I eyed the picture. I couldn’t speak.
‘You made this,’ said Connie. ‘Well. Not strictly speaking. Your mother did. She took your finger, which was so tiny, because you were such a little baby at that point – and she dipped it in a pot of green paint, and prodded it all over the rabbit.’
A pain came into my eyes, and I couldn’t stop what was coming. The idea of my mother holding a tiny finger – my tiny finger – and dotting it carefully, lovingly, unstintingly all over the paper, until this rabbit’s entire pelt was covered in the evidence of our joint effort, probably our first and only effort, ripped something apart inside me. I began to cry.
‘I want you to have this,’ said Connie gently. ‘I think you should have it.’
I don’t know how long I sat on the edge of Connie’s bed, or when I eventually managed to stop crying and take up the picture from where Connie had left it by my side. She sat down next to me and put her hand in mine. ‘Oh, Rose,’ she said. ‘I always wondered if this day might come.’
*
I realized, now everything was out in the open, what I hadn’t understood before – that this couldn’t all be explained to me in an hour, or two, or even an afternoon. It might take another lifetime.
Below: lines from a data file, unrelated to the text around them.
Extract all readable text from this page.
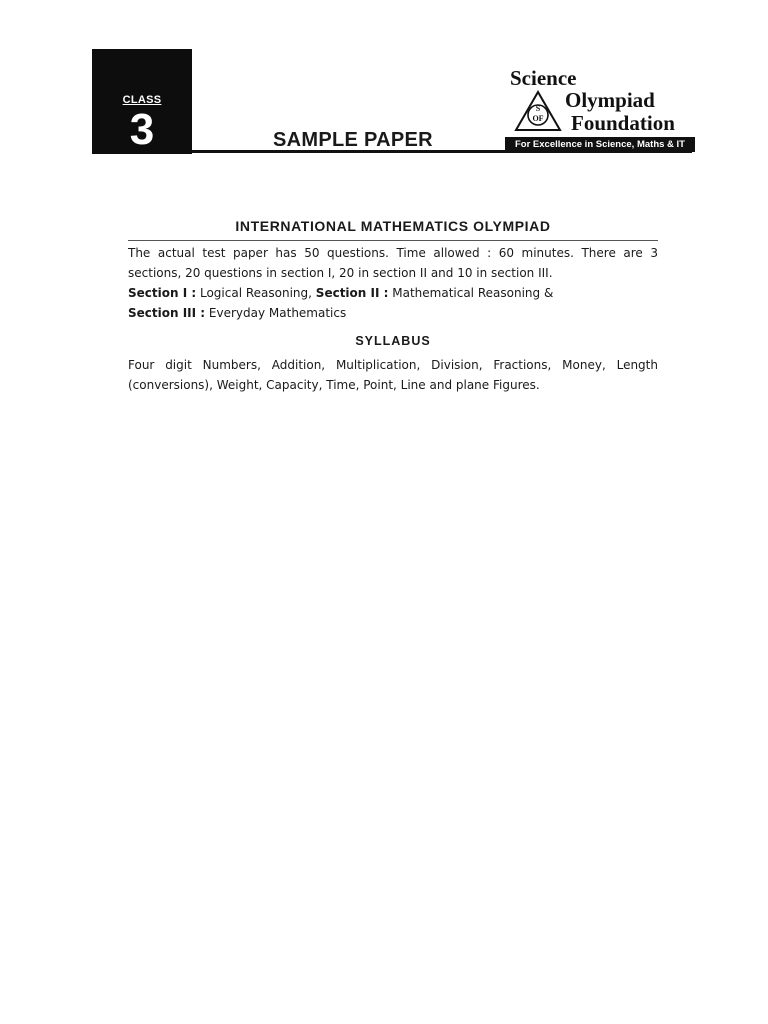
CLASS
3	SAMPLE PAPER
Science
S
OF
Olympiad
Foundation
For Excellence in Science, Maths & IT
INTERNATIONAL MATHEMATICS OLYMPIAD
The actual test paper has 50 questions. Time allowed : 60 minutes. There are 3 sections, 20 questions in section I, 20 in section II and 10 in section III.
Section I : Logical Reasoning, Section II : Mathematical Reasoning &
Section III : Everyday Mathematics
SYLLABUS
Four digit Numbers, Addition, Multiplication, Division, Fractions, Money, Length (conversions), Weight, Capacity, Time, Point, Line and plane Figures.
I’d wanted a neat, quick bucketload of information, and I wanted to process
it in situ, but life is not like that, no person’s story is like that, and Connie knew that better than most.
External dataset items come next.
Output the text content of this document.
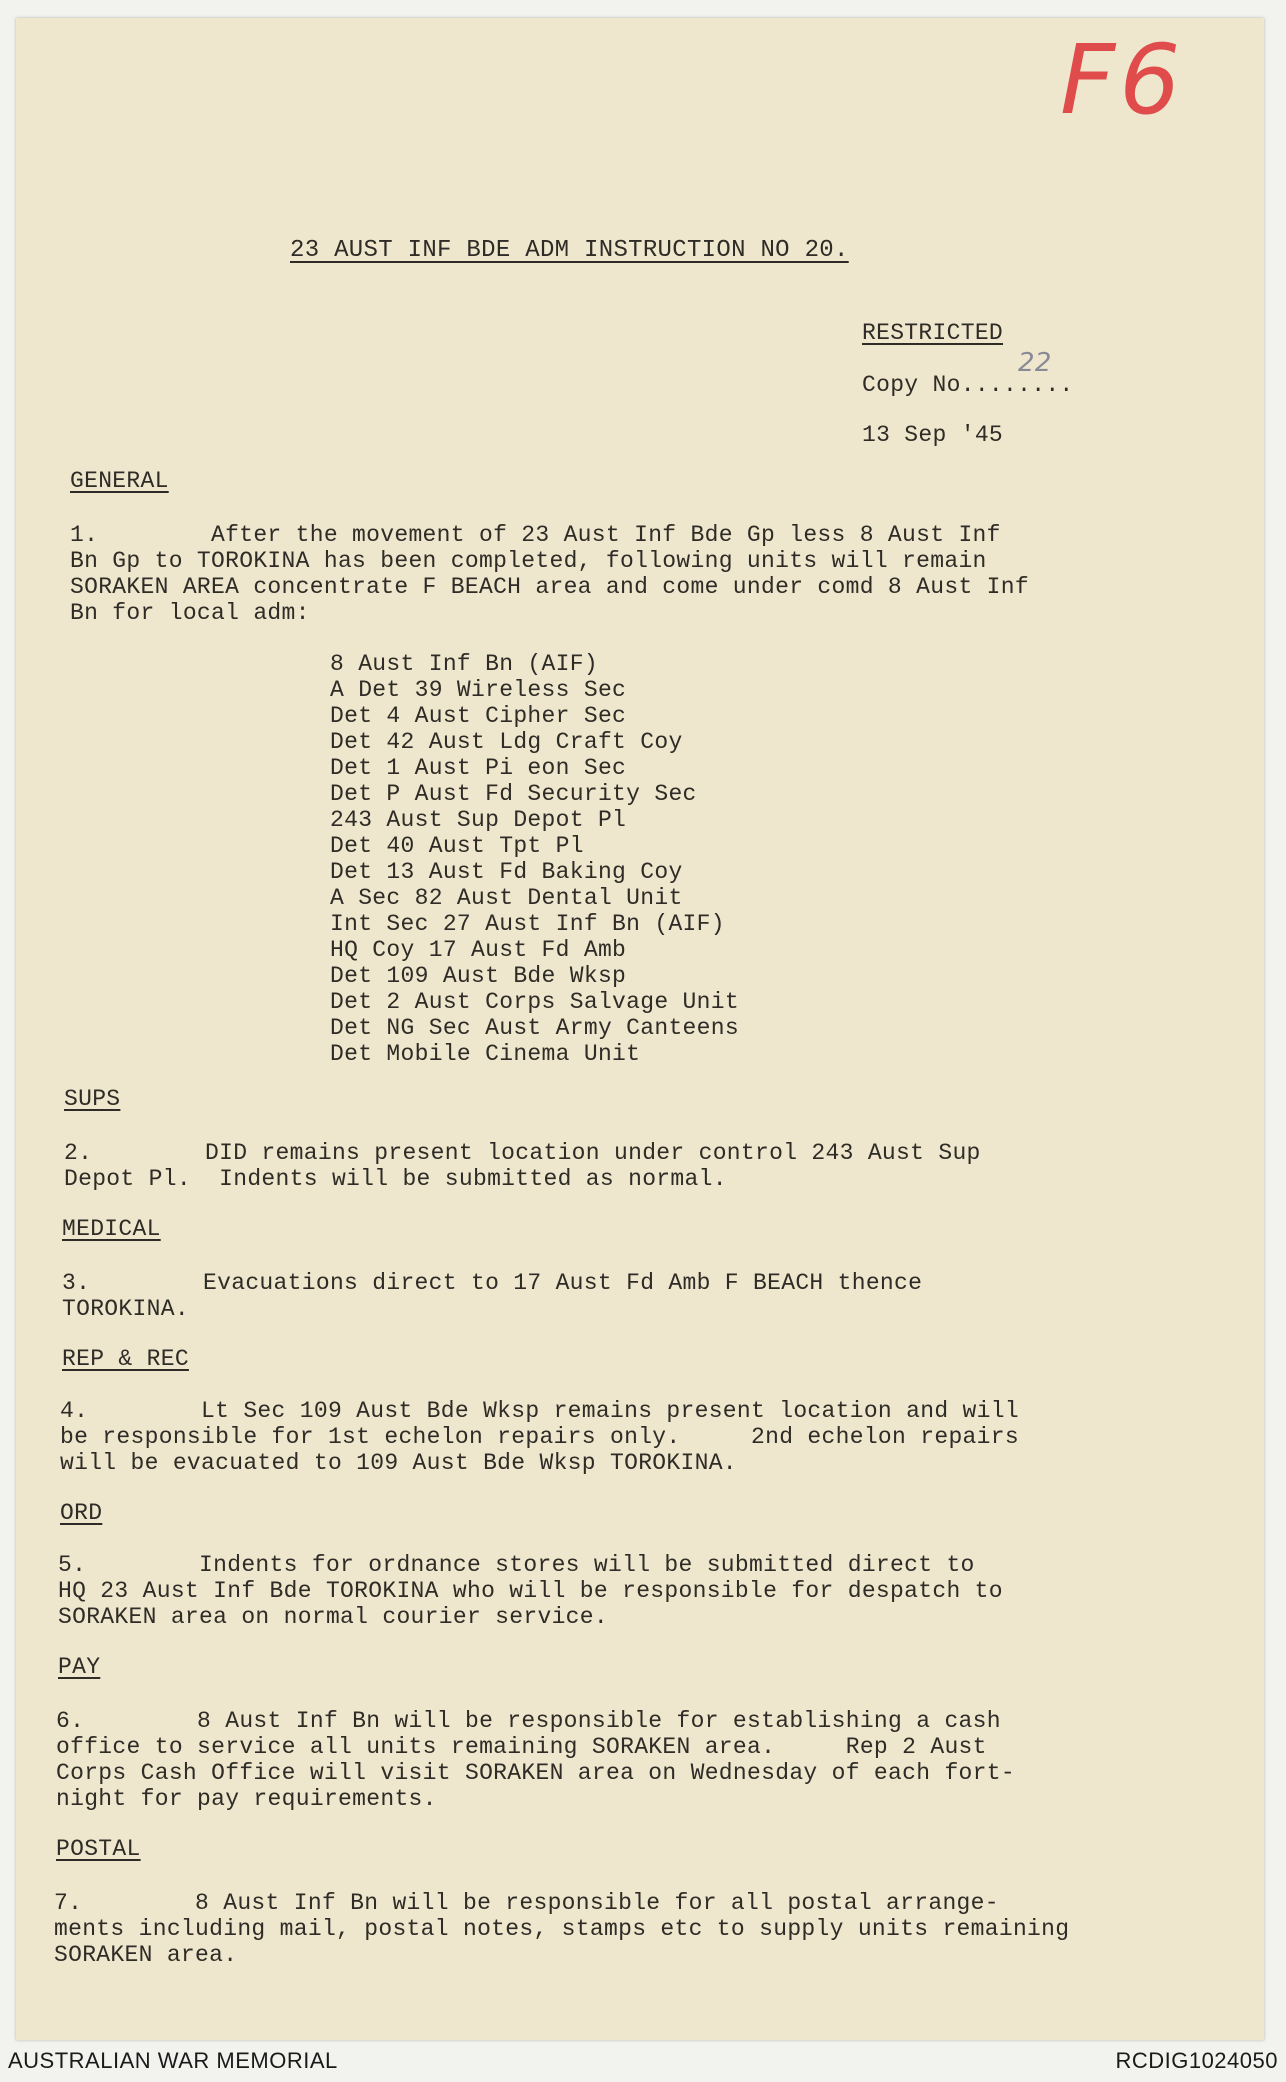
F6
23 AUST INF BDE ADM INSTRUCTION NO 20.
RESTRICTED
Copy No........
22
13 Sep '45
GENERAL
1.        After the movement of 23 Aust Inf Bde Gp less 8 Aust Inf
Bn Gp to TOROKINA has been completed, following units will remain
SORAKEN AREA concentrate F BEACH area and come under comd 8 Aust Inf
Bn for local adm:
8 Aust Inf Bn (AIF)
A Det 39 Wireless Sec
Det 4 Aust Cipher Sec
Det 42 Aust Ldg Craft Coy
Det 1 Aust Pi eon Sec
Det P Aust Fd Security Sec
243 Aust Sup Depot Pl
Det 40 Aust Tpt Pl
Det 13 Aust Fd Baking Coy
A Sec 82 Aust Dental Unit
Int Sec 27 Aust Inf Bn (AIF)
HQ Coy 17 Aust Fd Amb
Det 109 Aust Bde Wksp
Det 2 Aust Corps Salvage Unit
Det NG Sec Aust Army Canteens
Det Mobile Cinema Unit
SUPS
2.        DID remains present location under control 243 Aust Sup
Depot Pl.  Indents will be submitted as normal.
MEDICAL
3.        Evacuations direct to 17 Aust Fd Amb F BEACH thence
TOROKINA.
REP & REC
4.        Lt Sec 109 Aust Bde Wksp remains present location and will
be responsible for 1st echelon repairs only.     2nd echelon repairs
will be evacuated to 109 Aust Bde Wksp TOROKINA.
ORD
5.        Indents for ordnance stores will be submitted direct to
HQ 23 Aust Inf Bde TOROKINA who will be responsible for despatch to
SORAKEN area on normal courier service.
PAY
6.        8 Aust Inf Bn will be responsible for establishing a cash
office to service all units remaining SORAKEN area.     Rep 2 Aust
Corps Cash Office will visit SORAKEN area on Wednesday of each fort-
night for pay requirements.
POSTAL
7.        8 Aust Inf Bn will be responsible for all postal arrange-
ments including mail, postal notes, stamps etc to supply units remaining
SORAKEN area.
AUSTRALIAN WAR MEMORIAL	RCDIG1024050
Instead, she asked me to go downstairs and put the kettle on. She’d be down in a minute, she said. I obeyed, drained of tears and energy, yet charged up with the greatest, most human revelation about my mother I’d ever had. That one day, she’d probably walked to a store to buy a pot of green paint. It was such a tender image – so banal, really – a woman walking down a New York street. But also so touching, because she didn’t know that thirty-four years later I’d be thinking of her like that. Had I been with her, in a pram? Or had I been left in the apartment – and with who? I rubbed my index finger, imagining her holding it, guiding it across the paper. In a daze, I put the kettle on, reaching for two of Con’s terrible mugs. I dropped teabags in each one, and stared out of the window. I felt a whole new side to myself opening up, and I could do nothing but let it happen now. This is what I had sought.
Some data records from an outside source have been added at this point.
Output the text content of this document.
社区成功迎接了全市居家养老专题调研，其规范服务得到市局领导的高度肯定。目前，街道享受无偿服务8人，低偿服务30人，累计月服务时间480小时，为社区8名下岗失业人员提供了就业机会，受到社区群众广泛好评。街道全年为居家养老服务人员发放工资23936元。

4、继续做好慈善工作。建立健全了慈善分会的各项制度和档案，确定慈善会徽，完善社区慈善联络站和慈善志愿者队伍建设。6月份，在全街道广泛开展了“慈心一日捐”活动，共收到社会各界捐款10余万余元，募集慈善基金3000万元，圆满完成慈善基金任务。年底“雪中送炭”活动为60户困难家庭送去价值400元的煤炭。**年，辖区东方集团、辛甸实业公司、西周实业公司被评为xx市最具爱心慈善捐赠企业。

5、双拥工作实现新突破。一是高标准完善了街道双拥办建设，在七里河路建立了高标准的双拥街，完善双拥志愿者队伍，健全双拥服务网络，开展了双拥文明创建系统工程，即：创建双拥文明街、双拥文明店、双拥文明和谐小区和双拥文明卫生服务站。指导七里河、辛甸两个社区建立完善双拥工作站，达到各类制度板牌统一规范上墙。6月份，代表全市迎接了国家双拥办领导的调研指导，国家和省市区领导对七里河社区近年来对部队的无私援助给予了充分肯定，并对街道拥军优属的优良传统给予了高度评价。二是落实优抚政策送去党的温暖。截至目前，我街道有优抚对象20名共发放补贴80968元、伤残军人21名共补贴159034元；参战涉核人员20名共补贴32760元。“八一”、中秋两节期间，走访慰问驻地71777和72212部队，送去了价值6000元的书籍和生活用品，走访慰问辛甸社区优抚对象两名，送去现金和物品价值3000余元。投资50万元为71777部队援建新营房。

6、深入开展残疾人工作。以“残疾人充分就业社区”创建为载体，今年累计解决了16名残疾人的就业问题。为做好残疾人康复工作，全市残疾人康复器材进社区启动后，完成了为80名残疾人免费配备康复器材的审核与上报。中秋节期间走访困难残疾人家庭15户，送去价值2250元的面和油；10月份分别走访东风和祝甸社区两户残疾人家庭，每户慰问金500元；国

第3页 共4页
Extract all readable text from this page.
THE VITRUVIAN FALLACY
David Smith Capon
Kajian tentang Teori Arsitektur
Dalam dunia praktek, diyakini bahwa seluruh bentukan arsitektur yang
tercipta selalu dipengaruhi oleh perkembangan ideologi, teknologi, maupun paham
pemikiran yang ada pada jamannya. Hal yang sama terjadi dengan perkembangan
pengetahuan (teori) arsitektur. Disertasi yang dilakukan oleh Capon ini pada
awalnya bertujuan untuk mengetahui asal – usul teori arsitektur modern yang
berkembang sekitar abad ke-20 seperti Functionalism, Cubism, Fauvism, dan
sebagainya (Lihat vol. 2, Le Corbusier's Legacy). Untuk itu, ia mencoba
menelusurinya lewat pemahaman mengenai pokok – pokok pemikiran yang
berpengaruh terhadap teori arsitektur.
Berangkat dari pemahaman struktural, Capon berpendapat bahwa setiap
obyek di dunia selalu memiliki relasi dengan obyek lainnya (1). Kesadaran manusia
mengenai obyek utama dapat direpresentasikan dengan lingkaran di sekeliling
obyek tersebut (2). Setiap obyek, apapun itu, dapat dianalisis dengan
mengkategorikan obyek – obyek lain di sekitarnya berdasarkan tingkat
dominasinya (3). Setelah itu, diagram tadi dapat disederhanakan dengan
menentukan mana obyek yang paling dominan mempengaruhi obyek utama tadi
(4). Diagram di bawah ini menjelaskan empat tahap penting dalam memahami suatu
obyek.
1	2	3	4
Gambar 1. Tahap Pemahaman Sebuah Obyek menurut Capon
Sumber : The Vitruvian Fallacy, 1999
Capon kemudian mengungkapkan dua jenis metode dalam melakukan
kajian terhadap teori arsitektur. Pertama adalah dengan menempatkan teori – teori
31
‘Tea’s ready,’ I called up the stairs.
‘Coming,’ Connie called back.
I fetched a Penguin bar from her biscuit tin, unwrapped it for her and put it on the table on a small plate. When had Connie framed that painting? Had she always kept it close? Why did she cherish it so much that she would have it on her bedroom wall? Her decision to do that told me something that I didn’t dare hope: that I might mean something to her.
*
Connie sat down opposite me. She had come into the kitchen with something in her hand, and she now pushed it across the table. It was a flimsy perspex photo frame containing a picture of about twenty people, grouped haphazardly together in front of a swimming pool, bordered by a wall of cacti. Men and women of different ages, smiling happily. Judging by their hairstyles and clothing, it was from some time in the eighties. I held it close, scanning the faces. There was Connie, so much younger but unmistakable, near the centre of the third row. That sharp nose and fine face, her hair in a wild bob, big earrings, wearing a pantsuit of all things, in a shade of orange. Its loudness was at odds with the woman I knew, but I recognized that upright posture, that confidence. Then more faces, the terrible baggy shirts and hair gel, the double denim, the sequin sheaths and shoulder pads.